But Congress is still jammed, unwilling to cut spending or boost taxes nearly enough to balance the books. And accountant talk isn't moving the masses fast enough to suit Walker or his corporate allies.
So he's not preaching alone. It was ex-Pennsylvania Gov. Ed Rendell's turn to join the $10 Million a Minute Express, the bus that Walker's current organization, the Comeback America Initiative, sent to Temple and Penn on Tuesday.
Walker's board includes the former heads of Lockheed Martin, Hewlett-Packard, and the Service Employees International Union, among others. The goal, Walker says, is to pressure "centrist" politicians in both parties to defy conservative no-new- taxes pledges as well as labor-backed pledges not to cut Social Security, pension guarantees, or Medicare.
"This is not rocket science," the gravel-voiced Rendell told the Temple crowd filling an upstairs hall at the Fox Business School. The "trick" is to cut government losses while still "putting Americans back to work" by using private finance to fix roads and bridges, ports, and airports and the crumbling, increasingly Third World-style U.S. public services.
That agenda matches Rendell's largely frustrated program in his last years as governor, and fits his current part-time gig as a Greenhill & Co. investment banker seeking to privately finance public projects that governments can no longer afford.
Rendell agreed that the campaign matches his personal agenda - "no question" - but it's also a "labor of love," he told me. He buys Walker's too-much- debt-is-doom argument, which Rendell heard when both crossed paths as commentators on CNBC. "David is one of the brightest, most courageous persons in government," he said.
It's tough keeping track of this Washington-based reform-Washington movement: Rendell is cochairman of another high-powered, corporate-backed government-reform nonprofit, the Campaign to Fix the Debt, which is aligned with a group backed by ex-Sen. Alan Simpson (R., Wyo.) and ex-Clinton aide Erskine Bowles, who headed an abortive initiative to address spending and taxes in the last Congress.
Rendell says that campaign is raising a multimillion-dollar corporate war chest to back members of Congress from both parties who support sensible spending cuts and tax hikes, starting in the midterm 2014 elections. (Rendell also warned that Pennsylvania isn't as safe for Obama as some Democrats seem to think.)
Walker criticized Romney and Obama for failing to detail their reform programs. It's time, Walker and Rendell said, to start limiting Medicare and Social Security to folks older than their mid-60s. Time to end tax breaks for rich investors' capital gains, private investment funds, and corporate dividends.
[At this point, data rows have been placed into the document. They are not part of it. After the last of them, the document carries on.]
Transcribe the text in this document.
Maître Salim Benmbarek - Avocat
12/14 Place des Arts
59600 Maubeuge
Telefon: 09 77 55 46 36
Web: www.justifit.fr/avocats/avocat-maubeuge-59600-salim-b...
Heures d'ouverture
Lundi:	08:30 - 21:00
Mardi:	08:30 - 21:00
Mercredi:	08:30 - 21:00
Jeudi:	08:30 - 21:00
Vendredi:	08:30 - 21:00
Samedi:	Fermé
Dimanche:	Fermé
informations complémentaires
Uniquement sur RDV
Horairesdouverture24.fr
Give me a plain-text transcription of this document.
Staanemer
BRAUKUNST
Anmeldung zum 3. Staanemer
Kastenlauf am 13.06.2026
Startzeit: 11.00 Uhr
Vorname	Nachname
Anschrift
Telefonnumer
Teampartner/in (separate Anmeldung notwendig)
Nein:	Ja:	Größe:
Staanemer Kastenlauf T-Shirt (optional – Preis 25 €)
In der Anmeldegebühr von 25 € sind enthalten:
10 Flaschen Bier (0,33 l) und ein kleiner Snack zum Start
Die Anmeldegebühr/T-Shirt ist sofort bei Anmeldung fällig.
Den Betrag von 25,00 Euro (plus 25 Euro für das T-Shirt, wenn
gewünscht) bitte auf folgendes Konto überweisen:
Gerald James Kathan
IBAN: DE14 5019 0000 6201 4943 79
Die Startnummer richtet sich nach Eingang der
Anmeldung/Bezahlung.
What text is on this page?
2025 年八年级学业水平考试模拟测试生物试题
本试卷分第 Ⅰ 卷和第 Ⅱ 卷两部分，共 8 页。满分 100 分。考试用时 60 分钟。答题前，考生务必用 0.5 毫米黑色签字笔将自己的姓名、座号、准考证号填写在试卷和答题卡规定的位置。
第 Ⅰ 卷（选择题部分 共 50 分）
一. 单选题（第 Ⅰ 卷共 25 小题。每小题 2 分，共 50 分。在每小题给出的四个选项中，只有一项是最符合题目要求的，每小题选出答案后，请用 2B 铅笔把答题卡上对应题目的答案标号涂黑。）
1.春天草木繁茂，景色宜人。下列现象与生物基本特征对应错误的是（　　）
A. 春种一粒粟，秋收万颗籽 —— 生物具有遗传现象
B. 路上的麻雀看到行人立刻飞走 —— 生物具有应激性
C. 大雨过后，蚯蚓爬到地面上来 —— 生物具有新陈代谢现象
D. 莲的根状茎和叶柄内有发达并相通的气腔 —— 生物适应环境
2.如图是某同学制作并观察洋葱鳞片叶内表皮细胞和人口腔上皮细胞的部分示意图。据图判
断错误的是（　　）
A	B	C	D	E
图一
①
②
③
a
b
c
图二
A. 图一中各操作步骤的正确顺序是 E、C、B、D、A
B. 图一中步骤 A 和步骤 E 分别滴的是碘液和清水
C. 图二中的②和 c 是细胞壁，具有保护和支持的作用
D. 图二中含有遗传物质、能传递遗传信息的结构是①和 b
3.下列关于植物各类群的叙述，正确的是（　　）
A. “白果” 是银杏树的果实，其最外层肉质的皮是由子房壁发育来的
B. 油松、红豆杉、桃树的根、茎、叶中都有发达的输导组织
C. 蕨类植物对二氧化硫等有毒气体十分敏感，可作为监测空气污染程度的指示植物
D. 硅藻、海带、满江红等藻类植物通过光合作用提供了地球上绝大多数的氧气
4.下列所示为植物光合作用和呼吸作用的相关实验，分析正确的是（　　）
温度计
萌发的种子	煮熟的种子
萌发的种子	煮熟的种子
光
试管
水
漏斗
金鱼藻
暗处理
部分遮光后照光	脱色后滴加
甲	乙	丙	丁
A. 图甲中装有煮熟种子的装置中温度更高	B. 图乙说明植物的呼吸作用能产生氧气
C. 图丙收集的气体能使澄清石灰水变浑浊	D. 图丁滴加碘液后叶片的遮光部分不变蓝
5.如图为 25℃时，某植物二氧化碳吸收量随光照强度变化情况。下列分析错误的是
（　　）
Walker wants to continue tax deductions for charity, which he says will be needed as the government cuts more services to the poor. He would stop mortgage deductions for second homes and mansions, while keeping deductions on most owner-occupied homes. He would keep incentives for retirement plans, while making the money harder to withdraw early.
Rendell called for an end to Obama's 2 percent Social Security payroll tax break, which he said has failed to persuade employers to hire more workers. Walker wants low-wage Americans to pay at least some income tax, besides Social Security. He and Rendell say the nation can cut its top tax rates if we plug more "loopholes."
Is this really the making of a grassroots political movement? "We've had Walker on our program. The tea party crowd adores him" when he criticizes government, Steve Cordasco, head of Center City-based Cordasco Financial Network and host of a weekend financial radio program in Philadelphia, told me as the Temple crowd broke up.
But when they start thinking about what government cuts "mean to them personally - well, it makes for great radio," he added, smiling.